Analysis of m7GTP binding proteins
For the m7GTP pull-down assay, 250-300 μg of protein lysate together with 30 μl of 7-methyl GTP-agarose beads (Jena bioscience #AC-141) were incubated for 90 min at 4°C. Beads were washed three times with m7GTP lysis buffer and bound proteins were separated to an SDS-PAGE (10% gels or 4–15% gradient gels). Immunoblotting was carried out as described below.
SDS–PAGE and immunoblotting
Samples from m7GTP pull-down assays and lysates were boiled at 70°C for 10 min in Laemmli sample buffer (Bio-Rad) and resolved in 10% SDS/PAGE gels. Proteins were transferred to nitrocellulose membranes (Biorad, #162-0112) which were then blocked with 5% BSA, probed with the respective antibodies, and developed using chemiluminescence reagents (Biorad, #1705061). The blots were scanned using Gel DOC XRS+ (BIO-RAD) and densitometric analyses were performed with Image J software (NIH, Bethesda, MD). In DG lysate (input) samples, densitometric values were expressed per unit of protein (GAPDH) applied to the gel lane. In the cap-pulldown analysis, protein expression was normalized to eIF4E. Values from the HFS-treated DG are expressed as percent change from the contralateral internal control DG of the same mouse.

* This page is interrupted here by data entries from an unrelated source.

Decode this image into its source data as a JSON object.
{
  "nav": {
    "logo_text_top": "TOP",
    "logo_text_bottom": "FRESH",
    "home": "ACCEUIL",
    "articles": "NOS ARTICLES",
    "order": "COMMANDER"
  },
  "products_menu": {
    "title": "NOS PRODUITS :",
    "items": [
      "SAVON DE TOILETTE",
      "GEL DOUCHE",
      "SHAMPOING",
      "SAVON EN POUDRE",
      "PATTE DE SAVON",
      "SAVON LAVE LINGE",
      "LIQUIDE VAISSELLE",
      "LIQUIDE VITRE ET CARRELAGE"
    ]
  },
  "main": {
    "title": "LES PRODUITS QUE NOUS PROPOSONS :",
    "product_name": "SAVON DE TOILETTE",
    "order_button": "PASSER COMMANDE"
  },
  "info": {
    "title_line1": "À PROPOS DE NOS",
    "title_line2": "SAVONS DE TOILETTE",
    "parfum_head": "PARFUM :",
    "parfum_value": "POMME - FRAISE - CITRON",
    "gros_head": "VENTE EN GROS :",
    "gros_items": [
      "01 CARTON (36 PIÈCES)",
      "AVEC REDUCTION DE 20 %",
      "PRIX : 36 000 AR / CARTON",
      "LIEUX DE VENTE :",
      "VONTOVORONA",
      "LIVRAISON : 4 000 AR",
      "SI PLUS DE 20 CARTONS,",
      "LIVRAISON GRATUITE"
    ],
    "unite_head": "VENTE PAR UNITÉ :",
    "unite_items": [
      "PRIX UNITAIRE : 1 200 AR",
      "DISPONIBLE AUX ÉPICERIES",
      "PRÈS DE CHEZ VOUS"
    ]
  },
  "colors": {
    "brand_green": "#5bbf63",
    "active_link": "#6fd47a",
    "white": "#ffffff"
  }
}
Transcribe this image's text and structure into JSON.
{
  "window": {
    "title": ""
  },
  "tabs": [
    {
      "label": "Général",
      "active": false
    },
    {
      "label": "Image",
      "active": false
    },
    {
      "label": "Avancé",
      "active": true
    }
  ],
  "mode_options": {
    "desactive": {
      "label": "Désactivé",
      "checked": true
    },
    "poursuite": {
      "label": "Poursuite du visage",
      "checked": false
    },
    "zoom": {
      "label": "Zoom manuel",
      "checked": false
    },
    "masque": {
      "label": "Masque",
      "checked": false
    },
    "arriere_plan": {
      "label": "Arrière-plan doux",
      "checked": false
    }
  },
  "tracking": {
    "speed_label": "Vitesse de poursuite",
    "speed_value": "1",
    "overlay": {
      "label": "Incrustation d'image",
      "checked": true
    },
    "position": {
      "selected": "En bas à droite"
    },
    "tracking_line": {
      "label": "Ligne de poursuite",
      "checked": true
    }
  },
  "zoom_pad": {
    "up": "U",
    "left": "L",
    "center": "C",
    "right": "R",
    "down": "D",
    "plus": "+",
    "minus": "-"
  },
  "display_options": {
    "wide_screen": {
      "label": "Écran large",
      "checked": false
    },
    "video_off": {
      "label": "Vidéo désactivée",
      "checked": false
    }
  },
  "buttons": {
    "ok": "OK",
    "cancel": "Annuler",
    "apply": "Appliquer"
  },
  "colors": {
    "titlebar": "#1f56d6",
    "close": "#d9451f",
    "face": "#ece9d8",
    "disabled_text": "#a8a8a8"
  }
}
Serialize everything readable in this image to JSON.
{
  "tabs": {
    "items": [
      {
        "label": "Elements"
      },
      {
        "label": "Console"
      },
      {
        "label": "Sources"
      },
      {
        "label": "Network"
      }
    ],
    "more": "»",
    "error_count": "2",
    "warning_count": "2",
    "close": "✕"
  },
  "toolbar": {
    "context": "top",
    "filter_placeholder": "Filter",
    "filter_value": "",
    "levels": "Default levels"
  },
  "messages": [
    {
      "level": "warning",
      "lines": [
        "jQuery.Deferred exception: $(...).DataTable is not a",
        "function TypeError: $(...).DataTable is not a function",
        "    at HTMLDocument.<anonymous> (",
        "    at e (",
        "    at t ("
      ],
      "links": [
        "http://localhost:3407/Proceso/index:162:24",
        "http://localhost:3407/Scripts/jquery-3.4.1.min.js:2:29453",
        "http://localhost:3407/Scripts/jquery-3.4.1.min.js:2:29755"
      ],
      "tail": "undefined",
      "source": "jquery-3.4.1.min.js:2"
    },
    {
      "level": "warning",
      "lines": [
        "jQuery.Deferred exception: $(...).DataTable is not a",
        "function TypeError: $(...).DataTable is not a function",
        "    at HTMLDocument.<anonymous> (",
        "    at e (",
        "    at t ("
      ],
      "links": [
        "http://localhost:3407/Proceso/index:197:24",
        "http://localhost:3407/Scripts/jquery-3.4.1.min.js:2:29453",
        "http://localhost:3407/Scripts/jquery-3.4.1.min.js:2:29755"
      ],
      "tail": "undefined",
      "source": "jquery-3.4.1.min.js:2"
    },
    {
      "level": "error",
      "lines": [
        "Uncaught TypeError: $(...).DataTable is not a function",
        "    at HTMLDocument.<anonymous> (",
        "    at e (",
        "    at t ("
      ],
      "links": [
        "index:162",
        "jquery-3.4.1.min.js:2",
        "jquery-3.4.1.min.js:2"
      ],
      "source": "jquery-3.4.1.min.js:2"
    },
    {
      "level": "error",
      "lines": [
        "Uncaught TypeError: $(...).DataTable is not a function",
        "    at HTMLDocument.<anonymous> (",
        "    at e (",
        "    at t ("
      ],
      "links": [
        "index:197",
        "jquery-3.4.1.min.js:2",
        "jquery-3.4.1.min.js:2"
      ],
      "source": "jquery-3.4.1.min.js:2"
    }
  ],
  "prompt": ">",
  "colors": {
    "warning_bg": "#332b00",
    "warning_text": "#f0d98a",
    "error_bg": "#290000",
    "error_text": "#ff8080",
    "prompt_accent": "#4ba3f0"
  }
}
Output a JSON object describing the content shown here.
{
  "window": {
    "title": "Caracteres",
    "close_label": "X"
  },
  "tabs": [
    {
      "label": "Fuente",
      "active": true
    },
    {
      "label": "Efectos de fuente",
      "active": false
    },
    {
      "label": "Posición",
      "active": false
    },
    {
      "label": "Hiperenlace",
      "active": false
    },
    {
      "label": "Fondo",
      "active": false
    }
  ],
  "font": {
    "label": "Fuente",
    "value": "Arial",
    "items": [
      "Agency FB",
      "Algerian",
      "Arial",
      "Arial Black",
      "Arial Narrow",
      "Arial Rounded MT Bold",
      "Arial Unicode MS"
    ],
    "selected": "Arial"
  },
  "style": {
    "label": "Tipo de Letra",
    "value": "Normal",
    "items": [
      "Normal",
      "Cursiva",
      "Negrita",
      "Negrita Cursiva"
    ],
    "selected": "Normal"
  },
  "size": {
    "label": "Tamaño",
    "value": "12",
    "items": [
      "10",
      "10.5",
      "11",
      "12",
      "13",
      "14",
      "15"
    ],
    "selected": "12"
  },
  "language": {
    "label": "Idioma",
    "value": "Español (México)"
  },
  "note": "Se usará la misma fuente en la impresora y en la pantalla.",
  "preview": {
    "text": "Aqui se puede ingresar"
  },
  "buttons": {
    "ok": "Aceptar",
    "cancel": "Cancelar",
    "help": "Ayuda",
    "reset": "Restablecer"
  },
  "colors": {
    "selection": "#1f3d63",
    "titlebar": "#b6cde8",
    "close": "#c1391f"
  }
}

Group values are reported as mean ±SEM. Statistical comparisons were calculated with the Two-way ANOVA with Bonferroni correction or multiple t-test using GraphPad Prism 8.02. The significance level was set at P <0.05.
This work was funded by the EU Joint Program–Neurodegenerative Disease Research (JPND) project CIRCPROT jointly funded by the RCN (to CB), the BMBF (to VL), and by EU Horizon 2020 co-funding (project no. 643417).
All experimental procedures approved by Norwegian National Research Ethics Committee in compliance with EU Directive 2010/63/EU, ARRIVE guidelines. Persons involved in animal experiments have Federation of Laboratory and Animal Science Associations (FELASA) C course certificates and training.